Combining archive recordings, snippets of music from the station's collection of old-time music, plus interviews with local people of different generations, Obituary Notice portrayed the lives of a close-knit rural community which was once united by specific industries - tobacco, furniture and mining granite. Jobs were plentiful, and migration was scarce. Families used to be happy living an untroubled way of life; some older citizens recalled how they sat outside at night on the verandah, exchanging the time of day with their neighbours, or simply drinking in the calm atmosphere.

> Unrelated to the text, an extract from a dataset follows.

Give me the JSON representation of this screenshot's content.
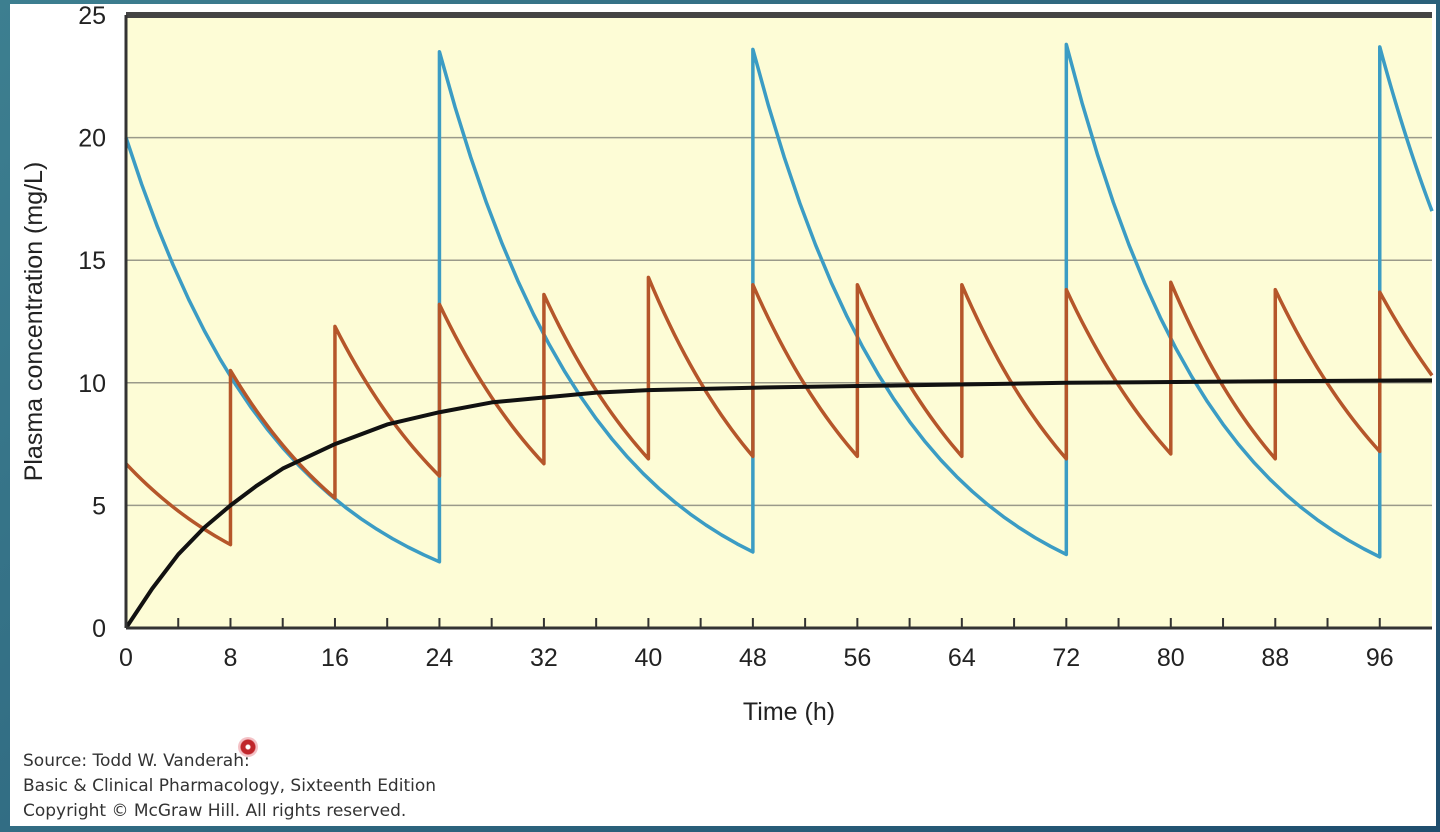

Now things have radically changed: local industries have collapsed, and younger citizens are leaving the town permanently in search of work, leaving the elderly residents to fend for themselves. Meanwell suggested that the obituaries on the radio are not just for individuals, but for an entire rural way of life that is fast disappearing. New technologies have transformed the citizens' way of life; they largely keep themselves to themselves, while the town itself struggles to adapt to a non-industrial, service industry-based economy. None of the interviewees quite knew what would happen next; they could only hope for future happiness, while continuing to rely on institutions such as the radio station - a symbol of what they had lost.
The narrative itself comprised a panoply of sounds: with no narrator to guide us, we were left to make up our own minds as to what the future might bring for the good people of Mt. Airy. While the radio station continued to broadcasr the same kind of material that it had done for the past six decades, it seemed to be the only symbol of permanence left in a fast-changing world.